Cap and trade a good start, but not a good long-term solution

Justin Playl and Justin Playl

Lately, there’s been a lot of buzz about cap and trade policies as a possible solution to global climate change. The European Union has already implemented a cap and trade system (albeit with limited success), and President Obama wants to follow suit as a major part of his clean energy plan. I know this will come as a surprise to everyone, since I am a newspaper columnist and therefore ethically bound to criticize everything, but I approve of this policy.

Cap and trade is actually a two-part policy. The first part, the cap, limits how much greenhouse gas (mostly carbon dioxide) industries can produce. The government would give and/or sell permits to industries which allow the industries to only produce an established quantity of gas. Over time, this quantity would decrease, forcing businesses to produce less and less gas.

The second part, the trade, is less straightforward. In one of the few legal instances of businesses actually making money by selling nonexistent products, industries that produce less than their permitted amount of gas could sell the excess to industries that produce more than their permitted amount.

This would reward clean industries by making their cleanliness a tradable commodity. At the same time, dirty industries would be penalized; they would have to pay for their pollution, encouraging them to clean up their act.

My favorite part of this policy is the fact that it requires so little work on the government’s part – it passes the buck to private business. All cost and responsibility for cleaning up industry falls squarely on the shoulders of the private sector, which is where it belongs, considering dirty industry is responsible for bringing about the threat of climate change in the first place. All the government has to do then is regulate the industries.

This is the cap and trade policy’s advantage over other ideas that have been tossed around. Clean coal and nuclear power plants require heavy government investment, and still only (poorly) address emissions from power plants. Ethanol, besides being a bad use of farmland, is heavily subsidized.
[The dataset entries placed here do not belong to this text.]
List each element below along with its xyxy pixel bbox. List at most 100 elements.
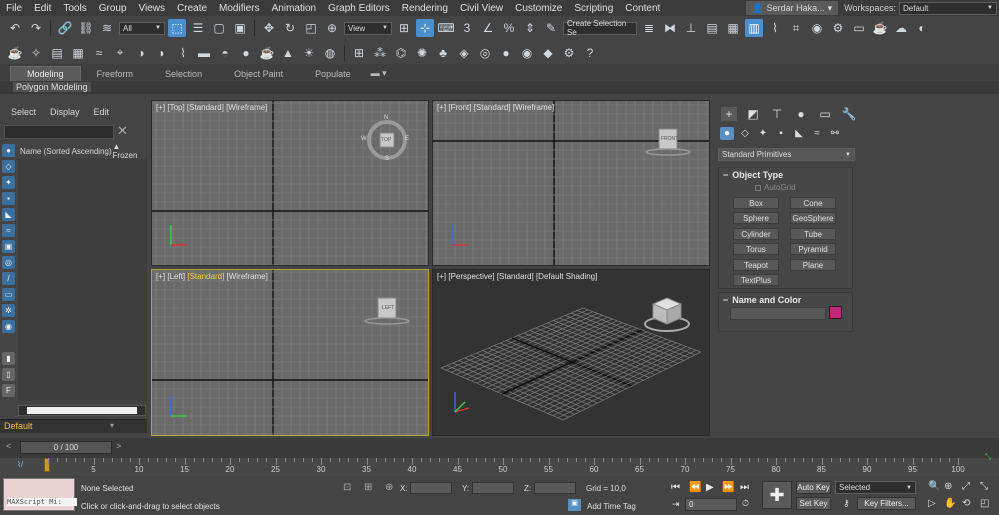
display-lights-icon[interactable]: ✦ [2, 176, 15, 189]
ribbon-tab-selection[interactable]: Selection [149, 67, 218, 81]
viewcube-3d-icon[interactable] [641, 292, 693, 336]
edit-named-selection-icon[interactable]: ✎ [542, 19, 560, 37]
current-frame-marker[interactable] [44, 458, 50, 472]
cloth-icon[interactable]: ◗ [153, 44, 171, 62]
scale-icon[interactable]: ◰ [302, 19, 320, 37]
scene-explorer-list[interactable] [18, 159, 147, 401]
display-all-icon[interactable]: ▮ [2, 352, 15, 365]
placement-icon[interactable]: ⊕ [323, 19, 341, 37]
curve-editor-mini-icon[interactable]: ⌇/ [17, 460, 23, 469]
viewport-left[interactable]: [+] [Left] [Standard] [Wireframe] LEFT [151, 269, 429, 436]
add-time-tag[interactable]: Add Time Tag [587, 502, 636, 511]
window-crossing-icon[interactable]: ▣ [231, 19, 249, 37]
move-icon[interactable]: ✥ [260, 19, 278, 37]
set-keys-icon[interactable]: ✚ [762, 481, 792, 509]
cone-primitive-icon[interactable]: ▲ [279, 44, 297, 62]
motion-tab-icon[interactable]: ● [793, 107, 809, 121]
sun-icon[interactable]: ☀ [300, 44, 318, 62]
scene-explorer-menu-edit[interactable]: Edit [94, 107, 110, 117]
curve-editor-icon[interactable]: ⌇ [766, 19, 784, 37]
key-mode-icon[interactable]: ⇥ [672, 499, 680, 510]
menu-customize[interactable]: Customize [509, 3, 568, 14]
selection-filter-dropdown[interactable]: All ▼ [119, 21, 165, 35]
key-mode-dropdown[interactable]: Selected ▼ [835, 481, 916, 494]
selection-lock-icon[interactable]: ⊞ [364, 482, 372, 493]
foliage-icon[interactable]: ♣ [434, 44, 452, 62]
help-icon[interactable]: ? [581, 44, 599, 62]
ribbon-options-icon[interactable]: ▬ ▾ [367, 66, 391, 81]
create-tab-icon[interactable]: + [721, 107, 737, 121]
play-icon[interactable]: ▶ [706, 482, 714, 493]
scene-explorer-menu-select[interactable]: Select [11, 107, 36, 117]
render-setup-icon[interactable]: ⚙ [829, 19, 847, 37]
mirror-icon[interactable]: ⧓ [661, 19, 679, 37]
menu-animation[interactable]: Animation [266, 3, 322, 14]
time-slider-left-icon[interactable]: < [6, 441, 11, 451]
align-icon[interactable]: ⊥ [682, 19, 700, 37]
autogrid-checkbox[interactable]: AutoGrid [755, 183, 796, 192]
menu-file[interactable]: File [0, 3, 28, 14]
cylinder-button[interactable]: Cylinder [733, 228, 779, 240]
named-selection-set-dropdown[interactable]: Create Selection Se [563, 19, 637, 37]
material-editor-icon[interactable]: ◉ [808, 19, 826, 37]
display-geometry-icon[interactable]: ● [2, 144, 15, 157]
cone-button[interactable]: Cone [790, 197, 836, 209]
modify-tab-icon[interactable]: ◩ [745, 107, 761, 121]
viewport-label[interactable]: [+] [Front] [Standard] [Wireframe] [437, 103, 554, 112]
key-icon[interactable]: ⚷ [843, 498, 850, 509]
toggle-ribbon-icon[interactable]: ▥ [745, 19, 763, 37]
hemisphere-icon[interactable]: ◓ [216, 44, 234, 62]
time-slider-right-icon[interactable]: > [116, 441, 121, 451]
scene-explorer-search-input[interactable] [4, 125, 114, 139]
object-color-swatch[interactable] [829, 306, 842, 319]
toggle-scene-explorer-icon[interactable]: ▤ [703, 19, 721, 37]
workspace-dropdown[interactable]: Default ▼ [899, 1, 997, 15]
viewport-top[interactable]: [+] [Top] [Standard] [Wireframe] N E S W… [151, 100, 429, 266]
z-coordinate-field[interactable] [534, 482, 576, 494]
settings-icon[interactable]: ⚙ [560, 44, 578, 62]
sky-icon[interactable]: ◍ [321, 44, 339, 62]
ribbon-tab-populate[interactable]: Populate [299, 67, 367, 81]
particles-icon[interactable]: ⁂ [371, 44, 389, 62]
x-coordinate-field[interactable] [410, 482, 452, 494]
render-sphere-icon[interactable]: ◉ [518, 44, 536, 62]
vray-icon[interactable]: ◆ [539, 44, 557, 62]
column-frozen[interactable]: ▲ Frozen [113, 142, 147, 160]
viewcube[interactable]: FRONT [643, 125, 693, 159]
auto-key-button[interactable]: Auto Key [796, 481, 831, 494]
hair-icon[interactable]: ⌇ [174, 44, 192, 62]
viewcube[interactable]: LEFT [362, 294, 412, 328]
hdri-icon[interactable]: ◈ [455, 44, 473, 62]
display-invert-icon[interactable]: F [2, 384, 15, 397]
systems-icon[interactable]: ⚯ [828, 127, 842, 140]
viewport-label[interactable]: [+] [Left] [Standard] [Wireframe] [156, 272, 268, 281]
time-tag-icon[interactable]: ▣ [568, 499, 581, 511]
undo-icon[interactable]: ↶ [6, 19, 24, 37]
column-name[interactable]: Name (Sorted Ascending) [18, 147, 113, 156]
scene-list-icon[interactable]: ▤ [48, 44, 66, 62]
object-type-header[interactable]: − Object Type [719, 168, 852, 181]
toggle-layer-explorer-icon[interactable]: ▦ [724, 19, 742, 37]
zoom-icon[interactable]: 🔍 [928, 481, 940, 492]
close-icon[interactable]: ✕ [117, 123, 128, 139]
display-groups-icon[interactable]: ▣ [2, 240, 15, 253]
chevron-down-icon[interactable]: ▾ [110, 421, 114, 430]
menu-create[interactable]: Create [171, 3, 213, 14]
menu-views[interactable]: Views [133, 3, 172, 14]
hierarchy-tab-icon[interactable]: ⊤ [769, 107, 785, 121]
keyboard-shortcut-override-icon[interactable]: ⌨ [437, 19, 455, 37]
tube-button[interactable]: Tube [790, 228, 836, 240]
expand-track-icon[interactable]: ⤡ [985, 452, 991, 462]
display-cameras-icon[interactable]: ▪ [2, 192, 15, 205]
spinner-snap-icon[interactable]: ⇕ [521, 19, 539, 37]
geosphere-button[interactable]: GeoSphere [790, 212, 836, 224]
isolate-selection-icon[interactable]: ⊡ [343, 482, 351, 493]
zoom-all-icon[interactable]: ⊕ [944, 481, 952, 492]
sphere-button[interactable]: Sphere [733, 212, 779, 224]
viewport-perspective[interactable]: [+] [Perspective] [Standard] [Default Sh… [432, 269, 710, 436]
utilities-tab-icon[interactable]: 🔧 [841, 107, 857, 121]
bind-space-warp-icon[interactable]: ≋ [98, 19, 116, 37]
menu-modifiers[interactable]: Modifiers [213, 3, 266, 14]
display-hidden-icon[interactable]: ◉ [2, 320, 15, 333]
ribbon-tab-freeform[interactable]: Freeform [81, 67, 150, 81]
And truly renewable energy projects, like wind and solar, currently require large government grants to be economically competitive.

Cap and trade would also make clean solutions to climate change cheaper, but the money to do so would largely come from other industries, not the federal government’s nonexistent coffers.

There’s a catch, though. No matter what politicians say, cap and trade is not a solution to global climate change. It is, however, a perfect stopgap measure. It encourages private industries to find their own solutions to climate change, but doesn’t provide a solution in and of itself. However, in the short term it can limit the amount of greenhouse gas produced while making clean, renewable technology economically competitive.

In the long term, however, it runs the risk of falling prey to corruption, as has been seen in the European Union. Some businesses would gain more political clout than others, and thus be able to get their greenhouse gas caps relaxed. Other businesses might eventually learn to skew their emissions data.

Furthermore, cap and trade might eventually legitimize dirty industry, since it doesn’t outright ban greenhouse gasses. Wealthier businesses would be able to quietly pay for their overproduction of gasses, not reforming at all.

Besides, it would set up a market for trading these gasses, with investors actually making money by buying and selling unproduced pollution. Should such a market form, it will be nearly impossible to cut emissions, since people would be depending on the production and trade of greenhouse gasses for their livelihoods.

Cap and trade, therefore, should never be treated as a solution to climate change; in the short term it only encourages the development of solutions, and in the long term, it could actually harm attempts at reform. It is, however, the most practical stopgap measure available to us right now.